Out of curiosity (and perhaps practically since I have no power to  
upgrade the other machine I was using) is the buggy output always a  
transpose of the correct output?

Cheers
Chris
On Jun 28, 2007, at 5:31 PM, David Huard wrote:

> Hi Chris,
>
> It's a bug alright, but I believe it has been fixed. What version  
> of numpy are you using? If you're not using the latest release,  
> please try it out and see if it still bugs. The bug had to do with  
> the reordering of the flattened array into a N-D array, which is  
> bin length dependent.
>
> Cheers,
> David
>
> 2007/6/28, Chris Lee <c.j.lee@tnw.utwente.nl>:
> Hi David,
>
> histrogramdd does exactly what I want and seems to be fast enough.

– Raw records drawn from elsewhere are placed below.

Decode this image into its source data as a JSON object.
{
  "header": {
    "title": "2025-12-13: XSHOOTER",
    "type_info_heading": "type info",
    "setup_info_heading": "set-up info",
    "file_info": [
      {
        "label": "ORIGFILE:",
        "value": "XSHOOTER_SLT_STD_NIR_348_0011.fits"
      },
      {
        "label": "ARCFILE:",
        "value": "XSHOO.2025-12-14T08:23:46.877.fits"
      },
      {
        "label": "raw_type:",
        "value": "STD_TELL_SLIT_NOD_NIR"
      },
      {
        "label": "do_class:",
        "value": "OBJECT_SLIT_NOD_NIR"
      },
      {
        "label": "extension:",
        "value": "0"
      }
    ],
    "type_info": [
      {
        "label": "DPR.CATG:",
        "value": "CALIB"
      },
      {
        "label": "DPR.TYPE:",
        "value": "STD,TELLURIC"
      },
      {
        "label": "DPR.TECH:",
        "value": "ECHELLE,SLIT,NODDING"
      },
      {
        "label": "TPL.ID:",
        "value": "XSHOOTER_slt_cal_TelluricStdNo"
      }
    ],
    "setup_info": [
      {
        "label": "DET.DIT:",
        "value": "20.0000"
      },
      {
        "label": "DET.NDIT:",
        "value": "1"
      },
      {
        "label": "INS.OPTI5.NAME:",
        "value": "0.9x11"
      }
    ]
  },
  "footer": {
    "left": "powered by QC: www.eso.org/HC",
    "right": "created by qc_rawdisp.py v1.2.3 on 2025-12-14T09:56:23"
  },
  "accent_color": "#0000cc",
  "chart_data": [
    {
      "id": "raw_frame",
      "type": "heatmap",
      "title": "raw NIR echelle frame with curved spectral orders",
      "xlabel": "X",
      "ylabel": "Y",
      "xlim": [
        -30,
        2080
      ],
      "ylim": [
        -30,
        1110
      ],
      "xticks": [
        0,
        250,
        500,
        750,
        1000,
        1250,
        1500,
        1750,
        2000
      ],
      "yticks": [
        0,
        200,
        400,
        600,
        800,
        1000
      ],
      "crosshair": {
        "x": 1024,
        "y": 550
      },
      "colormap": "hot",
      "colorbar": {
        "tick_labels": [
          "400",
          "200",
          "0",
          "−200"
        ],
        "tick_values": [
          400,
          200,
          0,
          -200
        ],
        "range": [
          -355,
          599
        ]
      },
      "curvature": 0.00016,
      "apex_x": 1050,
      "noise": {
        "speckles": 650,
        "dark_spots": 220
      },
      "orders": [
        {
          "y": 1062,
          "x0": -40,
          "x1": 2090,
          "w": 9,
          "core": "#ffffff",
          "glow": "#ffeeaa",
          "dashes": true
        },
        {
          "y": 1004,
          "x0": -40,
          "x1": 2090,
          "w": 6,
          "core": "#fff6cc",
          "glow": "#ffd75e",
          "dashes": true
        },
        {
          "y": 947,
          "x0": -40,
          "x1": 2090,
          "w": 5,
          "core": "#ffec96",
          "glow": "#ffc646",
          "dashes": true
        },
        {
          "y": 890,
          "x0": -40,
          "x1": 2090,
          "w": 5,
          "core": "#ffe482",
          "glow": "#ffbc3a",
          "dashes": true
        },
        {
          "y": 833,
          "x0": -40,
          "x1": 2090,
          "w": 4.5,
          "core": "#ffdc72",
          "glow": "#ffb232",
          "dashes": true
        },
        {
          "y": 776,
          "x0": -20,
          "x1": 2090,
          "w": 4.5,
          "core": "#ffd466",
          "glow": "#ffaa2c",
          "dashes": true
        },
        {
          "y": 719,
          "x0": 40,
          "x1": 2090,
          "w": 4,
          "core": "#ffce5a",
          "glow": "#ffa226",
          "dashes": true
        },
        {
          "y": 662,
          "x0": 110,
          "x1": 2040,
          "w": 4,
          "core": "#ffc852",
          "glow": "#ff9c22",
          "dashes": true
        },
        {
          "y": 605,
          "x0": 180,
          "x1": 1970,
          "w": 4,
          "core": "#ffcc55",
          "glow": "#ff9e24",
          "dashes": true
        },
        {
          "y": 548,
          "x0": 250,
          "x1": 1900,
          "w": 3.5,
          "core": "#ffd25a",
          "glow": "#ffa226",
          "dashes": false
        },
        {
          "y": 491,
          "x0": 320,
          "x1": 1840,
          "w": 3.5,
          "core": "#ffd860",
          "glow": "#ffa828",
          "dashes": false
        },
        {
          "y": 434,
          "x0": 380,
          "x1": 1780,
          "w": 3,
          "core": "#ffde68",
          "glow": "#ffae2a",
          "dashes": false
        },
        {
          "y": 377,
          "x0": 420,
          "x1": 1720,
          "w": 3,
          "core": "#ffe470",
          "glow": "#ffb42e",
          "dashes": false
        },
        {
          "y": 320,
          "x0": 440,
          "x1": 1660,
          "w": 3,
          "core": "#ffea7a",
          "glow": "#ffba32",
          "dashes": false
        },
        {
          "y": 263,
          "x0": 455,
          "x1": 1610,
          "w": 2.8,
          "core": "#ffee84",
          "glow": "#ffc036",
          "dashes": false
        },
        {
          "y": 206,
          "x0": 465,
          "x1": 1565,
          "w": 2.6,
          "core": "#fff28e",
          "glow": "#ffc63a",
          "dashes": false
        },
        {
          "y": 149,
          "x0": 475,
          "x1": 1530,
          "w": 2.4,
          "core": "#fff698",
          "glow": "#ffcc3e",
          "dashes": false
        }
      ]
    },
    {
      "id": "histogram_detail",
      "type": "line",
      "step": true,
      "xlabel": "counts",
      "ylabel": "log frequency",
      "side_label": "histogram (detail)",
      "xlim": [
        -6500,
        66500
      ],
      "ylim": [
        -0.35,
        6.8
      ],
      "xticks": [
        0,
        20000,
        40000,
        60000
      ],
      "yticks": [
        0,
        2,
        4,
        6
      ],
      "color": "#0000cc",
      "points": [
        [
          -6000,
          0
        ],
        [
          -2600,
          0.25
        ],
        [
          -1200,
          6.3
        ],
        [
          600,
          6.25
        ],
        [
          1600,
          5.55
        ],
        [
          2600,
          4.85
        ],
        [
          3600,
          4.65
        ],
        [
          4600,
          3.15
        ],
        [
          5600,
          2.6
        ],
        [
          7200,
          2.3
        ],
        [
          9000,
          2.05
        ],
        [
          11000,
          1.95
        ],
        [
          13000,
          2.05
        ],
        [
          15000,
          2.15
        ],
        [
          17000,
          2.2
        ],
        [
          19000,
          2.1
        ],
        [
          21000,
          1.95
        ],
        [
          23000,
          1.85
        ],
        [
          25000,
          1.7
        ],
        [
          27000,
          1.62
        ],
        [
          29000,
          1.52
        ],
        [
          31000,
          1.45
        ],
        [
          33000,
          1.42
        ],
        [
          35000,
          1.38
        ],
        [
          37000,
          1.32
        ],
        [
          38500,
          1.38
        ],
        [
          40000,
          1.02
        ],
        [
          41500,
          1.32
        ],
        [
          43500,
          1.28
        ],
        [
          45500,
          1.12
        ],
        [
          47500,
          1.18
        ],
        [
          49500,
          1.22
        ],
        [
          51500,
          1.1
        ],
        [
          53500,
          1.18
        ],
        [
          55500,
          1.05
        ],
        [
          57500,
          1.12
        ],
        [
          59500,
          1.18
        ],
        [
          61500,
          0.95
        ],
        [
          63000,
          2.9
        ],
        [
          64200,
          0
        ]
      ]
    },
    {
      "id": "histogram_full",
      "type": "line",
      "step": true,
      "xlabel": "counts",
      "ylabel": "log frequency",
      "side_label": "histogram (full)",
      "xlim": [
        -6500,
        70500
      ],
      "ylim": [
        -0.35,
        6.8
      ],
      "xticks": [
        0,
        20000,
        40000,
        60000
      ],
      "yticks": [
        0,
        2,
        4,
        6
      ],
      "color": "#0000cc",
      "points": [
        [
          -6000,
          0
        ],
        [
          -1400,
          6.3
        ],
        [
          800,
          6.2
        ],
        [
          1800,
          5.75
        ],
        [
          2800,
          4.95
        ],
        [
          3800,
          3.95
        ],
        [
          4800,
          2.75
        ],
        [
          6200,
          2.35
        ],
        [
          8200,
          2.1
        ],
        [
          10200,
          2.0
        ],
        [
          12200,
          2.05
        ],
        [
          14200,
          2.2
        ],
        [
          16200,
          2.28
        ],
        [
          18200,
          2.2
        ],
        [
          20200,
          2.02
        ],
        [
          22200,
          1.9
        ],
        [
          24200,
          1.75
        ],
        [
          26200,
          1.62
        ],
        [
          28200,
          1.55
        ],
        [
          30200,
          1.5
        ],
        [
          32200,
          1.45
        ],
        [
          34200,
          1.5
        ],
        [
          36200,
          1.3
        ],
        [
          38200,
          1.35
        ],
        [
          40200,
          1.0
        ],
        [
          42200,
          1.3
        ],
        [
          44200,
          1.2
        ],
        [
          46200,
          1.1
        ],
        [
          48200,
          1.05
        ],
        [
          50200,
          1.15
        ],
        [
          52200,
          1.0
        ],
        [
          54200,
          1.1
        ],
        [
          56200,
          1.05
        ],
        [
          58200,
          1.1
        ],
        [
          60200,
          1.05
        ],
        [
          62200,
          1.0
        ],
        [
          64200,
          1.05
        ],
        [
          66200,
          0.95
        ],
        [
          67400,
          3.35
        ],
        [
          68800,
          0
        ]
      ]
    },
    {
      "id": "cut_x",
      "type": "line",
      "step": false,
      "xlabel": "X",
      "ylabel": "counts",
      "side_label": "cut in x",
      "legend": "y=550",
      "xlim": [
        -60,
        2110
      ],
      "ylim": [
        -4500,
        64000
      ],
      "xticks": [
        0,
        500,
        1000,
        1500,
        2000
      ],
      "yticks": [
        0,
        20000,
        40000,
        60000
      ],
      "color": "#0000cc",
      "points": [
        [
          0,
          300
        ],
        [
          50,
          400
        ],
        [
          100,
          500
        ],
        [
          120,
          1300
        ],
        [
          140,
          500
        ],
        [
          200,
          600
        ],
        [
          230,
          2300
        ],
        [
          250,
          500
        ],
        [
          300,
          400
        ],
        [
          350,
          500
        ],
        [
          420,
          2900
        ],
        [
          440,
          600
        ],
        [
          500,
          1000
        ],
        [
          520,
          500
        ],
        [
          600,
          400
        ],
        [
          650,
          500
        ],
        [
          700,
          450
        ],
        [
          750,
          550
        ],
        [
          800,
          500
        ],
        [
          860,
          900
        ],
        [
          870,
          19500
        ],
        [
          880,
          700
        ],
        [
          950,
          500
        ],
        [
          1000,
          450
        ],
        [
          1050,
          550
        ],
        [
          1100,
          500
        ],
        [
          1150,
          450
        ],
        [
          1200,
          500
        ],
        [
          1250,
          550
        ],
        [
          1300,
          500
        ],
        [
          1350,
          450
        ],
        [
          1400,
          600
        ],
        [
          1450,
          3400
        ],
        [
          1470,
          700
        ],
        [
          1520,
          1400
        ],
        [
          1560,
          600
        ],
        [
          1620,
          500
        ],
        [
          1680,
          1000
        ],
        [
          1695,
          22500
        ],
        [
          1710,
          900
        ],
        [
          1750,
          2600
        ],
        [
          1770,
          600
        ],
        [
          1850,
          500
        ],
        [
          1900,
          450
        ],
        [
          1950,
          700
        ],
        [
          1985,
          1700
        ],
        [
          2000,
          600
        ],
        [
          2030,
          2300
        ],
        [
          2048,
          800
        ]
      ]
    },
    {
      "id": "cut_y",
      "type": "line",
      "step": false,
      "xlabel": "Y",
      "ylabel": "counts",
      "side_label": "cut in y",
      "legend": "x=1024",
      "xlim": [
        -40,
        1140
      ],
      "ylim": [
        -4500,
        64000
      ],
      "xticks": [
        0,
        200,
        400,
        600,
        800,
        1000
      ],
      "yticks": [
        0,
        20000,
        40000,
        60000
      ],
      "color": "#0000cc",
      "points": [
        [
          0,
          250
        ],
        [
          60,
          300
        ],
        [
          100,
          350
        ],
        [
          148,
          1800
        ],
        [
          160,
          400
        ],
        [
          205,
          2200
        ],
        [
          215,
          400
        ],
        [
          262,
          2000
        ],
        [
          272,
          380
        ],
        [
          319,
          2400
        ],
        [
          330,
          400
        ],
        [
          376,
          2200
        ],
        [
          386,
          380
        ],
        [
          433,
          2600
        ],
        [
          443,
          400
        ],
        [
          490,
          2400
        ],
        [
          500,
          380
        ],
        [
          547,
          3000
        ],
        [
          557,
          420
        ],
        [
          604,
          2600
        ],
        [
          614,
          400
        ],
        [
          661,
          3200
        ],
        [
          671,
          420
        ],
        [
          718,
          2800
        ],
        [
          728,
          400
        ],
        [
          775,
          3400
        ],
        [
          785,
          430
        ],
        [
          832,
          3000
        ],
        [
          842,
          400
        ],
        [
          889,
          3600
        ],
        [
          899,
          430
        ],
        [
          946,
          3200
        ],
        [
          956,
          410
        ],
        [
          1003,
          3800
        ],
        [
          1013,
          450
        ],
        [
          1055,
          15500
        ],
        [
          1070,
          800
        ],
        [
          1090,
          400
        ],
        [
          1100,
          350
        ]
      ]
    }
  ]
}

> However, I think it may have an irregular bug
>
> if I have some data with a shape (x,4) where x varies from call to  
> call
> and I specify 4 bin numbers bins=(binx, biny, binz, bint) and then  
> call
>
> hist, edges = histrogramdd(data, bins=(binx, biny, binz, bint)))
>
> then most of the time hist will have the shape (binx, biny, binz,  
> bint)
> but sometimes it will return a different shape e.g., (bint, binz,  
> biny,
> binx) and the edges array order will be different again e.g., (x,  
> y, t,
> z).
>
> Here is the chunk of code that generates this (with appropriate an
> appropriate non null data of course)
>
> densityHistogram, edges = numpy.histogramdd(data,
> bins=(xBins,yBins,zBins,tBins))
> print densityHistogram.shape
> SHGPhotons = n.asarray(densityHistogram*0.01, n.int32)
> totalPhotons = SHGPhotons.sum()
> print SHGPhotons.shape
> if totalPhotons>0:
>     idxSHG = n.nonzero(SHGPhotons)
>     #print idxSHG
>     xEdges = edges[0]
>     yEdges = edges[1]
>     zEdges = edges[2]
>     tEdges = edges[3]
>     #print zEdges
>     print xEdges.shape, yEdges.shape, zEdges.shape, tEdges.shape
>
> Here is a typical (non error generating output)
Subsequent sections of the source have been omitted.